Moving to Jersey City from the suburbs to get away from drugs would, once upon a time, have seemed counterproductive.
“Shit,” Andre laughs, “Seems like there’s more dope in the suburbs than there is around here. You know how it is, even if you’re not looking for it you can kind of… sense it around you, you know? I know it’s around here if you wanted it. But…”
He drifts off. But what, I press him—does he really not want it any more? After eleven months in the Rooms, does he really feel like he’s turned a corner?
“Yeah…” Andre answers, sounding unsure. “I guess it’s always there, you know. It never really goes away. But having clean friends and meetings, and you know, structure, I guess… helps.”
“I know it might sound harsh,” he continues, “but I wanted to stay clean for my mom and my sisters—but at the same time it just felt like they couldn’t ever really understand it, you know?”
That doesn’t apply to the people at his meetings, or to his AA sponsor.
“It’s different with them. They know ‘cause they’ve been there. It’s kinda like… it would be worse to let them down, because they’ve managed to do it, so they know that I can do it, too.”
“Sometimes with my family, I just felt like they were kinda expecting me to fuck up because I’d lied to them so often, you know? But my people from the program are different. I can’t bullshit them, you know? ‘Cause they’ve been there.”
Andre shrugs. “Like my sponsor says: We keep each other honest.”

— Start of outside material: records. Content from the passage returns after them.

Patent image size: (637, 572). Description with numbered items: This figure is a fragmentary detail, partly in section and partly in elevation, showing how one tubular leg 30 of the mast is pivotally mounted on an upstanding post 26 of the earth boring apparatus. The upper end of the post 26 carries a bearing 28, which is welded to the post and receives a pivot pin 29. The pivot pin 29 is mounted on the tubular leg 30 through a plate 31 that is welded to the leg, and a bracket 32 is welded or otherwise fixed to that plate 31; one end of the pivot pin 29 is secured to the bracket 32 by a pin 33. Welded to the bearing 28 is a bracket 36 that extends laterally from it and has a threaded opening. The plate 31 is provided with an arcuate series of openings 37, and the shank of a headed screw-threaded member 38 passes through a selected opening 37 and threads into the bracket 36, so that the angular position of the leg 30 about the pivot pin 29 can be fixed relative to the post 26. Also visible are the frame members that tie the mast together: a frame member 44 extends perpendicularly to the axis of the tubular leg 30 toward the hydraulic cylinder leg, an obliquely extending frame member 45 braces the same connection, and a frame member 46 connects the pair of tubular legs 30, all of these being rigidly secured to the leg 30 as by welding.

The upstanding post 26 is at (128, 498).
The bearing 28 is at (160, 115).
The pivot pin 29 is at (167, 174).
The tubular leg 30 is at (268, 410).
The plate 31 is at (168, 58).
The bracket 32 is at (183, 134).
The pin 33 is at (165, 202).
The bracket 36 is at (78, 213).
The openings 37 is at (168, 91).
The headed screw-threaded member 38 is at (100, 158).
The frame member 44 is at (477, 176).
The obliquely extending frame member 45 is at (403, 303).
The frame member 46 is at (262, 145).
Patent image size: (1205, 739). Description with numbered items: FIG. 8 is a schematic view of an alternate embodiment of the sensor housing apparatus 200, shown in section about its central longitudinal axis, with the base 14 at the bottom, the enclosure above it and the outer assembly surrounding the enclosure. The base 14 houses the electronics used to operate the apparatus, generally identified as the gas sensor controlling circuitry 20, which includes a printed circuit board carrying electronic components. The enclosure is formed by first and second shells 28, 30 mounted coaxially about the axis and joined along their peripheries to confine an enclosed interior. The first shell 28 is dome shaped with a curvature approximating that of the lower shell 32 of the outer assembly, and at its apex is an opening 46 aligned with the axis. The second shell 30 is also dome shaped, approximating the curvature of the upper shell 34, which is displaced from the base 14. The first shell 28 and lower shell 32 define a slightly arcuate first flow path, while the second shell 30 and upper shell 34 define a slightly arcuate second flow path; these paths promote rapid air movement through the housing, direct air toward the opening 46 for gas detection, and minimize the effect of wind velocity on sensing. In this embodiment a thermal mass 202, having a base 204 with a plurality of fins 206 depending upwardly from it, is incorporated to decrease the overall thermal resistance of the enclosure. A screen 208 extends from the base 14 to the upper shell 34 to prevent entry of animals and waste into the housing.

There’s no neat script here. No single road. Each personal battle burns with its own unique fires. Methadone, cold turkey, twelve steps, or silent grit in prison bunk beds—recovery is a mad, crude, and sometimes beautiful tapestry.
But here’s the one truth that is immovable. Judgment kills. And every user’s story matters. Every scar tells a story.
Something Jimmy told me when I asked him about his path to sobriety comes back to me now. “Dying is easy,” he said, slapping me on the back so hard I nearly swallowed my tongue. “Getting out of bed every morning and NOT sticking a needle in my arm? That shit takes guts. So every time I’m feeling a bit shitty, and giving it the whole ‘oh poor me’ bullshit? I try to remember that. ‘Cause going back to that junkie hellscape is NOT an option. And I’m too stubborn to die, man. Fuck that shit!”
“So is that the lesson?” I asked him.
“I don’t believe in lessons,” Jimmy says. “But if you want a fucking sentence on the shit? Try this...”
“You can’t get recovery wrong,” he said, with a knowing wink. “Not if you’re still fighting.”
That’s Jimmy. I may be the one making a living off of this stuff... but that boy really has a way with words.